When players talk about how they played a lot of Tekken 3 because they found it really erotic, that means they are good at Tekken because now fighting games are suddenly interesting to me as a form of sex. This makes a lot of sense, since EVO is basically the biggest most intensely sexual nerd orgy ever. I can now understand every competitive tourney as a raging circle jerk -- it is like Michael Jordan's fadeaway, a gesture that brings new beauty to a game.

But if you can't make Proteus interesting for yourself, then maybe that means you are bad at playing Proteus.
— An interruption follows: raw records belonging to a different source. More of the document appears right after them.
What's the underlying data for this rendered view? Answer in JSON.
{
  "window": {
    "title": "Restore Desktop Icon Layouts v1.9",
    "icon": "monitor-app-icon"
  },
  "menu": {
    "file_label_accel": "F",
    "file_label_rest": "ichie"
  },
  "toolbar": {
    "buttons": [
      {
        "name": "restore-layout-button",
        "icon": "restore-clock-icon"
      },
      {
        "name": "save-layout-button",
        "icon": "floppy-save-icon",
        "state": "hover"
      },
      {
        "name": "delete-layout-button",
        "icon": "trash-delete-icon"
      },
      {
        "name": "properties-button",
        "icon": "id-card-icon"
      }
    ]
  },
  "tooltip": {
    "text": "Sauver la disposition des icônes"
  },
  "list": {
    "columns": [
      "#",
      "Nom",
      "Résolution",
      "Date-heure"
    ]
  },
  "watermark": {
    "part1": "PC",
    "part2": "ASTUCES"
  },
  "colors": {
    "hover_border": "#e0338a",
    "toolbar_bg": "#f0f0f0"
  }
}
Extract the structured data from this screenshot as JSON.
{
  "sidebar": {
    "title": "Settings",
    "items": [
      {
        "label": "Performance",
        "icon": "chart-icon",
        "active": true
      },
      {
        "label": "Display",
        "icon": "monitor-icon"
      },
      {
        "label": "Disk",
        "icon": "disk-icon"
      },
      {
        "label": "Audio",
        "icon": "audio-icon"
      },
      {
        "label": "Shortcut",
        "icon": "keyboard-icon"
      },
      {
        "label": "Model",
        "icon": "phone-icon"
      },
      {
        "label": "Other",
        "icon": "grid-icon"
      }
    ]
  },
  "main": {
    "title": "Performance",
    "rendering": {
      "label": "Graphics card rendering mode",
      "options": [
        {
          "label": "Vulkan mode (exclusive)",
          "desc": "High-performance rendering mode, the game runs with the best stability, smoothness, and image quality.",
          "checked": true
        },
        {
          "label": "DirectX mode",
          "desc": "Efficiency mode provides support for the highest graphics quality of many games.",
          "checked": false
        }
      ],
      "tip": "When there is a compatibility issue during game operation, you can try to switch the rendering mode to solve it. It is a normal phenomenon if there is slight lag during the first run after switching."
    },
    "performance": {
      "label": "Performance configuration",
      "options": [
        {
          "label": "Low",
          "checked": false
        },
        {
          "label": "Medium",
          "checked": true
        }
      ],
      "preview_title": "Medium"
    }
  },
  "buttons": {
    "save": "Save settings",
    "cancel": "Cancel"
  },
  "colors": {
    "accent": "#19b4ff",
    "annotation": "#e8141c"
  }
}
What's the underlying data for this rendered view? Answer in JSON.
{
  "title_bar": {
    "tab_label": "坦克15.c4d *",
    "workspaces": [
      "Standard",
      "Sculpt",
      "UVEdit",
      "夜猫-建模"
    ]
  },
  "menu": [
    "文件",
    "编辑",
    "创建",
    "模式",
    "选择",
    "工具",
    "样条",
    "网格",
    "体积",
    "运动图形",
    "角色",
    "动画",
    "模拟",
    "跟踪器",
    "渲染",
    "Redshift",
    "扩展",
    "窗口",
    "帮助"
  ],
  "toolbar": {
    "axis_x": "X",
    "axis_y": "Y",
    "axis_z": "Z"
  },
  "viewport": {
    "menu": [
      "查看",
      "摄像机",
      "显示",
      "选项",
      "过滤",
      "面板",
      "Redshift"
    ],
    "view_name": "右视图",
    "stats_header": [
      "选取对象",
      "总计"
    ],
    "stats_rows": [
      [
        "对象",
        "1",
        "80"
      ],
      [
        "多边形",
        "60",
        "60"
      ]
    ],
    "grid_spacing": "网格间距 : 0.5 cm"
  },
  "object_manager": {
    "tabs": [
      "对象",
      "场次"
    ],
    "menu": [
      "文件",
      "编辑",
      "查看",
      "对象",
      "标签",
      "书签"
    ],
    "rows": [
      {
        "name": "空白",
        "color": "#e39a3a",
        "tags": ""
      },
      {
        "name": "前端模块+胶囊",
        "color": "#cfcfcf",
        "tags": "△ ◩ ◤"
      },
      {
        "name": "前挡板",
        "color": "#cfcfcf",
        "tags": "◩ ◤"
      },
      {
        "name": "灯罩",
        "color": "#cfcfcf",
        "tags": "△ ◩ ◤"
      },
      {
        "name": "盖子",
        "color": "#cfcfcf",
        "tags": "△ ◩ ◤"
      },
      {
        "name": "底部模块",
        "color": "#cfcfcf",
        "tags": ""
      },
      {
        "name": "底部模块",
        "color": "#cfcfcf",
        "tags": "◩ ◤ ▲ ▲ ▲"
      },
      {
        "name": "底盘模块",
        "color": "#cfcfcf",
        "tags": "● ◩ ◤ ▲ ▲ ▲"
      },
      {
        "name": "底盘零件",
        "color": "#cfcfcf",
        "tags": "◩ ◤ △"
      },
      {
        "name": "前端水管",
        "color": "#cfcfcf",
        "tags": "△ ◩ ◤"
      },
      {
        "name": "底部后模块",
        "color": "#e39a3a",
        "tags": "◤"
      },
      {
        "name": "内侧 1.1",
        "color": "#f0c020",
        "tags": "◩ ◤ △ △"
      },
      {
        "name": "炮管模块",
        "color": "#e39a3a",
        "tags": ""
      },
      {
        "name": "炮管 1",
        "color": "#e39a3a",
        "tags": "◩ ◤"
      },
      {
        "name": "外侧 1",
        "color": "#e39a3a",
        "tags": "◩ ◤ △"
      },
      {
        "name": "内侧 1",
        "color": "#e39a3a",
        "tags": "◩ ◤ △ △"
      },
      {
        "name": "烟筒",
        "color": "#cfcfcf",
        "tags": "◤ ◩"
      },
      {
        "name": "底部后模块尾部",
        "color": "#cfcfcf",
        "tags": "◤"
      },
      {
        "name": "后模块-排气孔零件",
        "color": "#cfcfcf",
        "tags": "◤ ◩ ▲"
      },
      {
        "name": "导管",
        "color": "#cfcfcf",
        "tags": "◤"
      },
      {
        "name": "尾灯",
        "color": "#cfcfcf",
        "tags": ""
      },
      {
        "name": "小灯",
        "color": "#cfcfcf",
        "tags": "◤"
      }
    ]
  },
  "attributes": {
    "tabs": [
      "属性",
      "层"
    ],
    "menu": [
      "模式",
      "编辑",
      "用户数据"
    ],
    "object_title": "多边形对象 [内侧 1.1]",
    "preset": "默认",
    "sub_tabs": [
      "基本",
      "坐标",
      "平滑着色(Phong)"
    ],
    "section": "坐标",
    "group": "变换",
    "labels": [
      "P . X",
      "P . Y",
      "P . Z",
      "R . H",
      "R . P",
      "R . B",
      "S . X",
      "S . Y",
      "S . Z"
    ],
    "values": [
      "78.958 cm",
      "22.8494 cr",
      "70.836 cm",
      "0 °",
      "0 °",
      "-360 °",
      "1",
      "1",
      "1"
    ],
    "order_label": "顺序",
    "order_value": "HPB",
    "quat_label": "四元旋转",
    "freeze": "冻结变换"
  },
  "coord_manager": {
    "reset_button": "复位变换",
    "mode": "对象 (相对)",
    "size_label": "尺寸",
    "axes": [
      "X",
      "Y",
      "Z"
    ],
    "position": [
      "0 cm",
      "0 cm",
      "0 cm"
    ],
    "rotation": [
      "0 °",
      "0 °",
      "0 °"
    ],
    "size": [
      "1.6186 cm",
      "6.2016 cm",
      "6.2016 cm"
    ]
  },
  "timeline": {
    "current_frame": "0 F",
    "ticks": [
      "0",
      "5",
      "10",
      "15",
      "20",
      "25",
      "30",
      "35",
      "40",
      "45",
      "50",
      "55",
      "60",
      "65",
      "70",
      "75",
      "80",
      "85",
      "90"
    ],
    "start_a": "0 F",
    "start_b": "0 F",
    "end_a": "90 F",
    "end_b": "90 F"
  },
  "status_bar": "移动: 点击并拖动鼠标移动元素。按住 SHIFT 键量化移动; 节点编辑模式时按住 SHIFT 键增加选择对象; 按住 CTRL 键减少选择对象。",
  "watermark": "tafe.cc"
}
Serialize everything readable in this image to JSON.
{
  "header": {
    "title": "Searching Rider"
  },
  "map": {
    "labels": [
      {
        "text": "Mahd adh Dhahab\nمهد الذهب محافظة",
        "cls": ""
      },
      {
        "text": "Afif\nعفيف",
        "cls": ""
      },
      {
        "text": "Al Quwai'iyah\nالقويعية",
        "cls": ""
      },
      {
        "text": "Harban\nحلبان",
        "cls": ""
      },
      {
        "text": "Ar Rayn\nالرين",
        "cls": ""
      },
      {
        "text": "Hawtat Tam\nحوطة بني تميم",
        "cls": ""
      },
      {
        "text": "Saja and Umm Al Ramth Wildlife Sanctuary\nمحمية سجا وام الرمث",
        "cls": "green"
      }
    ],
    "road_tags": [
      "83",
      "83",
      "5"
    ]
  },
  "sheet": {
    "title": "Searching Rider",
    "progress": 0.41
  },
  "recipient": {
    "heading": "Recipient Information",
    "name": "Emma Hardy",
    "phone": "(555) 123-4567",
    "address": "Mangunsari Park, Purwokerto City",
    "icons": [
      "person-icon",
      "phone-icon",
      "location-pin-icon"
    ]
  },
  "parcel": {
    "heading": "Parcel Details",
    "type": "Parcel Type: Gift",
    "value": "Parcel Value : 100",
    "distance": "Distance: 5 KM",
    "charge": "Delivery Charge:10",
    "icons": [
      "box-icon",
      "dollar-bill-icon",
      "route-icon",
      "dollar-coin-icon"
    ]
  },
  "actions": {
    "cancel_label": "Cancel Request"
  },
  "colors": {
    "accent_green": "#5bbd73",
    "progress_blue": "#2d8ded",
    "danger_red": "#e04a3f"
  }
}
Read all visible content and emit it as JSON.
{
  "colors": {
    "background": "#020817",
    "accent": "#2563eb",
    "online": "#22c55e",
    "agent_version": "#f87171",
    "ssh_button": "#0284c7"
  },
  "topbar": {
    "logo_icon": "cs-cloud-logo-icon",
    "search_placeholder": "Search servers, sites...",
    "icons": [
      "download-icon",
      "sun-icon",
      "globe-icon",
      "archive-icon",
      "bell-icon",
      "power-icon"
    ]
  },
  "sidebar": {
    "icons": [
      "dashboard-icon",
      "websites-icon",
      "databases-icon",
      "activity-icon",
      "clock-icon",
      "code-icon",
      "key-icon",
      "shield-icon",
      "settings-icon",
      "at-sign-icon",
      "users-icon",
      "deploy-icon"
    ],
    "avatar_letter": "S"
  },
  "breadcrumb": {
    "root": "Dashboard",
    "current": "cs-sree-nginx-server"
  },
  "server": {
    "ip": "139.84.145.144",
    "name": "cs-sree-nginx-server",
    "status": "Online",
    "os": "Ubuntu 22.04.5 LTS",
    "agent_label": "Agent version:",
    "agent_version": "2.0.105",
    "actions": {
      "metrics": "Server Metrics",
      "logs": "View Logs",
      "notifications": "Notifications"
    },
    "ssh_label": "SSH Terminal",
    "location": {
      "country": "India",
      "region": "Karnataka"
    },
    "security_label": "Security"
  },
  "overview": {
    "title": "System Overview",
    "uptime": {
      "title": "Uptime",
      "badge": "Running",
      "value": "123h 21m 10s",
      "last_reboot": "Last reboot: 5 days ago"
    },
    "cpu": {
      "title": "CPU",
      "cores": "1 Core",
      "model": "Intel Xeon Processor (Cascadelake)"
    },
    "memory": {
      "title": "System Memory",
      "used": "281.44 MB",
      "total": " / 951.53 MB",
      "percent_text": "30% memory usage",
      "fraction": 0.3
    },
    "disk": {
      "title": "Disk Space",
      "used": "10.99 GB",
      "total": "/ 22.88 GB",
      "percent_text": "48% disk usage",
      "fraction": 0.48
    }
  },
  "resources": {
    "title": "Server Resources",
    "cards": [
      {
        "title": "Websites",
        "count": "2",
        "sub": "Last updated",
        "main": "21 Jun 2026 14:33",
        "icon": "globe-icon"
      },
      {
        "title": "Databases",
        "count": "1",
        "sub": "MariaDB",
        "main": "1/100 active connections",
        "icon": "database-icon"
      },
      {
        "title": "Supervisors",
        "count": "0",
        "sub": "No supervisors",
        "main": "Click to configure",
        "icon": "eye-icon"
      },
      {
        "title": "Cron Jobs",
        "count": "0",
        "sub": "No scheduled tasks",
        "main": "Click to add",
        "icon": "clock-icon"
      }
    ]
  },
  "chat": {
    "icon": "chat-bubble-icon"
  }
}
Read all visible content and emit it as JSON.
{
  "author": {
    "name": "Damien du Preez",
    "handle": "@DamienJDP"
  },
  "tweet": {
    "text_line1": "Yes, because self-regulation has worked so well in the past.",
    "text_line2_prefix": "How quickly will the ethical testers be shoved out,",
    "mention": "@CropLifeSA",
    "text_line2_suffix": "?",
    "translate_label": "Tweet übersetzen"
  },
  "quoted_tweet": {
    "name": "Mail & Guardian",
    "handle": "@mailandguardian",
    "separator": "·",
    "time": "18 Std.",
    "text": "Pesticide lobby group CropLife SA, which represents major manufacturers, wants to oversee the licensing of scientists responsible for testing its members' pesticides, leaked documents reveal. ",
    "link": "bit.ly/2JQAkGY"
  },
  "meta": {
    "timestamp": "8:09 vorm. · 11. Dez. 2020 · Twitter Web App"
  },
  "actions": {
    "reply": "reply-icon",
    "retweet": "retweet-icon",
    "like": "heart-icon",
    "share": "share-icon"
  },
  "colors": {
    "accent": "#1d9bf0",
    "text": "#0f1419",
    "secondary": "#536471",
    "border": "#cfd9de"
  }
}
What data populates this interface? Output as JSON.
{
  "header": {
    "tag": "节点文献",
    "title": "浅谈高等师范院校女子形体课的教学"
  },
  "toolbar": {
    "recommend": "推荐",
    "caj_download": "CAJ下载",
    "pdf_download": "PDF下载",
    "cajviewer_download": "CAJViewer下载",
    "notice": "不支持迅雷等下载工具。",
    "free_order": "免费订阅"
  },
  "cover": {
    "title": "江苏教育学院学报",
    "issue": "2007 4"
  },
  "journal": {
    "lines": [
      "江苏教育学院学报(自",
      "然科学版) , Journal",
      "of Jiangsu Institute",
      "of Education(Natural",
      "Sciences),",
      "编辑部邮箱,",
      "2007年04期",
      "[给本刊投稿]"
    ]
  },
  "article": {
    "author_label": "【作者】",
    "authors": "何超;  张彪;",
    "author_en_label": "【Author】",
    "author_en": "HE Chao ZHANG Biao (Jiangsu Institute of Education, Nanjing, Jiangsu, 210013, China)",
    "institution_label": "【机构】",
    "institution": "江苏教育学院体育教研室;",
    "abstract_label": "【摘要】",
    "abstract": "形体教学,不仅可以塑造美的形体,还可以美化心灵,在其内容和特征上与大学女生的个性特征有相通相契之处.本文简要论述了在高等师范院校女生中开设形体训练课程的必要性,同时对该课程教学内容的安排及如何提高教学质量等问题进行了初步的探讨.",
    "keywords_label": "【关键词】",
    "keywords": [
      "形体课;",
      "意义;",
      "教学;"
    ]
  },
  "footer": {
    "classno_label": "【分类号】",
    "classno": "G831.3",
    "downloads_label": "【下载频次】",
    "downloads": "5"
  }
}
That's OK, just acknowledge that you suck at Proteus instead of complaining that it's a bad walking simulator -- of course it'll seem bad to you, that's because you're a sore fucking loser, you terrible fake newb bullshit gamer?

"Summer Days" from Proteus, by Matt Glanville
By this, we can finally understand Dear Esther as a game that's just as difficult as an XCOM or a Rocket League. But you may have noticed there's no Michael Jordan of Dear Esther?

If games are brains, then they also suffer from many of the same problems as brains or corporations: they intimidate and harass other brains, and prevent other brains from developing.

There's a lot of talk about "making diverse games" and recruiting "diverse game developers"... but for all that to happen and work, we also need "diverse players" playing games in many different ways. There's no Michael Jordan of Dear Esther because games culture actively discourages such player cultures from forming.


Maybe a game is more like a forest. Expressive players help turn leaves toward sunlight, or nudge roots toward water. Research has also shown that trees help other trees:
"Simard now believes large trees help out small, younger ones using the fungal internet. Without this help, she thinks many seedlings wouldn't survive. In the 1997 study, seedlings in the shade – which are likely to be short of food - got more carbon from donor trees."
It's almost as if trees know something we don't.